Y a-t-il des architectes qui vous ont inspiré?
Ken Dupont: "Je vois aussi cela de manière très large. Je suis un fan du modernisme original, pensez à Willy Van der Meeren mentionné plus tôt, Renaat Braem, Le Corbusier, ... De nos jours, les jeunes diplômés ne regardent que Pinterest et Instagram, plus pour la forme et l'impression. Il n'y a pas de lecture en termes de théorie, alors que c'est précisément cela qui forme votre déclic en tant qu'architecte. En tant que cabinet, nous avons un objectif très clair. Nos premiers projets ciblaient des bâtiments plus sains et mieux conçus. C'est pourquoi j'ai suivi un troisième cycle à l'université de Gand. Il n'était pas seulement question de matériaux écologiques, de construction compacte ou de formes alternatives de logement, mais aussi d'urbanisme, de questions environnementales globales, etc. Cela m'a formé et c'est ainsi que l'on s'améliore progressivement."
Satisfaction
"Avec une agence écologique, les gens pensent très vite qu'ils construisent une architecture organique. Ce sont souvent des bâtiments avec beaucoup de coins et de recoins, des détails coûteux et pas vraiment circulaires. Mais nous, nous construisons du contemporain, du démontable, du circulaire, du multifonctionnel, de l'adaptable... Et avec le moins de béton possible. Il faut parfois mettre son ego de côté, mais c'est notre devoir d'architecte.

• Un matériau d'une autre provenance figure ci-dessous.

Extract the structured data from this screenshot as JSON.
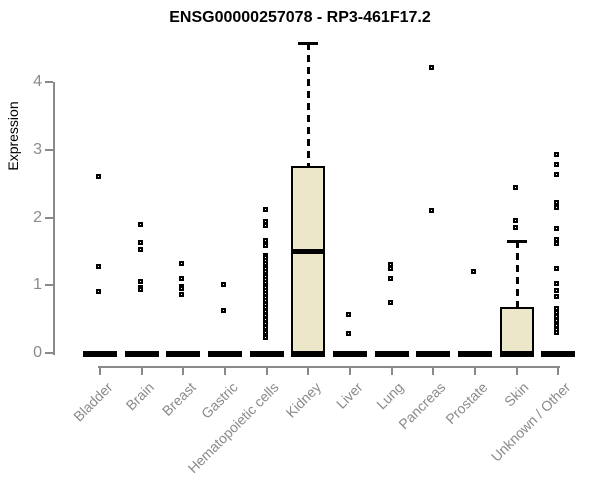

L'impact de notre bureau est peut-être assez limité parce que nous sommes un petit bureau. Mais nous y travaillons tous les jours. Chaque jour, nous essayons de faire mieux. Nous allons toujours plus loin. Je veux rentrer chez moi le soir en étant satisfait de mon travail et je souhaite qu'il en soit de même pour mes collaborateurs."